Shriek with thy voice, daughter of Gallim;
Listen, O Laish! Ah! poor Anathoth!
Madmeneh escapes, dwellers in Gebim take flight.
Yet this day he halts at Nob:
He shakes his hand against the mount, daughter of Sion,
The hill of Jerusalem.
“In this passage” (says Sir Charles Wilson), “if it has a meaning—and I cannot suppose that it has not—the prophet describes, in such detail that it is difficult to believe he is not describing an actual event, the march of an Assyrian army upon Jerusalem; and we may be quite certain that, with his knowledge of the country, and writing as he did for those who were equally well acquainted with it, he would describe a line of march, which, under certain conditions, an army would naturally follow if its special object were the capture of Jerusalem. The conditions to which I allude are the passage of the great ravine at Michmash, and encampment for the night at Geba; why this route was selected in preference to the easier road along the line of water-parting we have no means of ascertaining, and it does not affect the question.”
“Of the places mentioned by Isaiah, we know, with a considerable degree of certainty, the positions of Michmash, Geba, Ramah, Gibeah, and Anathoth; of the others nothing is known. From Geba to Nob was evidently a day’s march in the progress of the army; and the order in which the villages are mentioned leads us in the direction of Jerusalem. If, as I believe, the passage means that the Assyrian warrior was leading an army from Geba against Jerusalem, and that his progress was suddenly arrested at Nob, we must seek a site for Nob on the road between these two places, and I cannot imagine a more natural one than some place in the vicinity of that Scopus whence, in later years, Titus and his legions looked down upon the Holy City.”
Doeg, the Edomite, who happened to be present when Ahimelech gave David the sword, informed Saul, and Saul, who was mad with suspicion, slew all the priests and utterly destroyed all the inhabitants of Nob. But even after the destruction of the sanctuary by his violence the sanctity of the summit of Olivet was still respected. It was necessary, however, to remove the tabernacle from the scene of so much bloodshed, and perhaps it was immediately removed to the high-place of Gibeon, where we find it in the early part of Solomon’s reign.

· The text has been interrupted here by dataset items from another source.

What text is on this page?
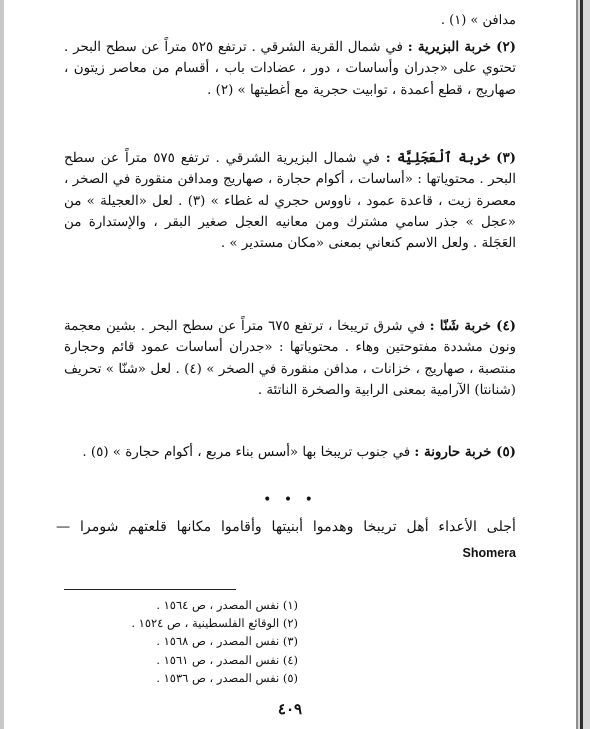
مدافن » (١) .
(٢) خربة البزيرية : في شمال القرية الشرقي . ترتفع ٥٢٥ متراً عن سطح البحر . تحتوي على «جدران وأساسات ، دور ، عضادات باب ، أقسام من معاصر زيتون ، صهاريج ، قطع أعمدة ، توابيت حجرية مع أغطيتها » (٢) .
(٣) خربة ٱلْعَجَلِيَّة : في شمال البزيرية الشرقي . ترتفع ٥٧٥ متراً عن سطح البحر . محتوياتها : «أساسات ، أكوام حجارة ، صهاريج ومدافن منقورة في الصخر ، معصرة زيت ، قاعدة عمود ، ناووس حجري له غطاء » (٣) . لعل «العجيلة » من «عجل » جذر سامي مشترك ومن معانيه العجل صغير البقر ، والإستدارة من العَجَلة . ولعل الاسم كنعاني بمعنى «مكان مستدير » .
(٤) خربة شَنّا : في شرق تريبخا ، ترتفع ٦٧٥ متراً عن سطح البحر . بشين معجمة ونون مشددة مفتوحتين وهاء . محتوياتها : «جدران أساسات عمود قائم وحجارة منتصبة ، صهاريج ، خزانات ، مدافن منقورة في الصخر » (٤) . لعل «شنّا » تحريف (شنانتا) الآرامية بمعنى الرابية والصخرة الناتئة .
(٥) خربة حارونة : في جنوب تريبخا بها «أسس بناء مربع ، أكوام حجارة » (٥) .
• • •
أجلى الأعداء أهل تريبخا وهدموا أبنيتها وأقاموا مكانها قلعتهم شومرا — Shomera
(١) نفس المصدر ، ص ١٥٦٤ .
(٢) الوقائع الفلسطينية ، ص ١٥٢٤ .
(٣) نفس المصدر ، ص ١٥٦٨ .
(٤) نفس المصدر ، ص ١٥٦١ .
(٥) نفس المصدر ، ص ١٥٣٦ .
٤٠٩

The state of things at the beginning of the reign of Solomon is described in 1 Kings iii.—“The people sacrificed in the high places, because there was no house built for the name of the Lord until those days. And the king went to Gibeon to sacrifice there, for that was the great high place.” We learn from 2 Chron. i. that at Gibeon was the Tent of Meeting (the tabernacle) which Moses had made in the wilderness. Moreover, the brazen altar made by the inspired artist in the wilderness was there before the tabernacle, and Solomon and the congregation sought unto it, and offered a thousand burnt offerings upon it.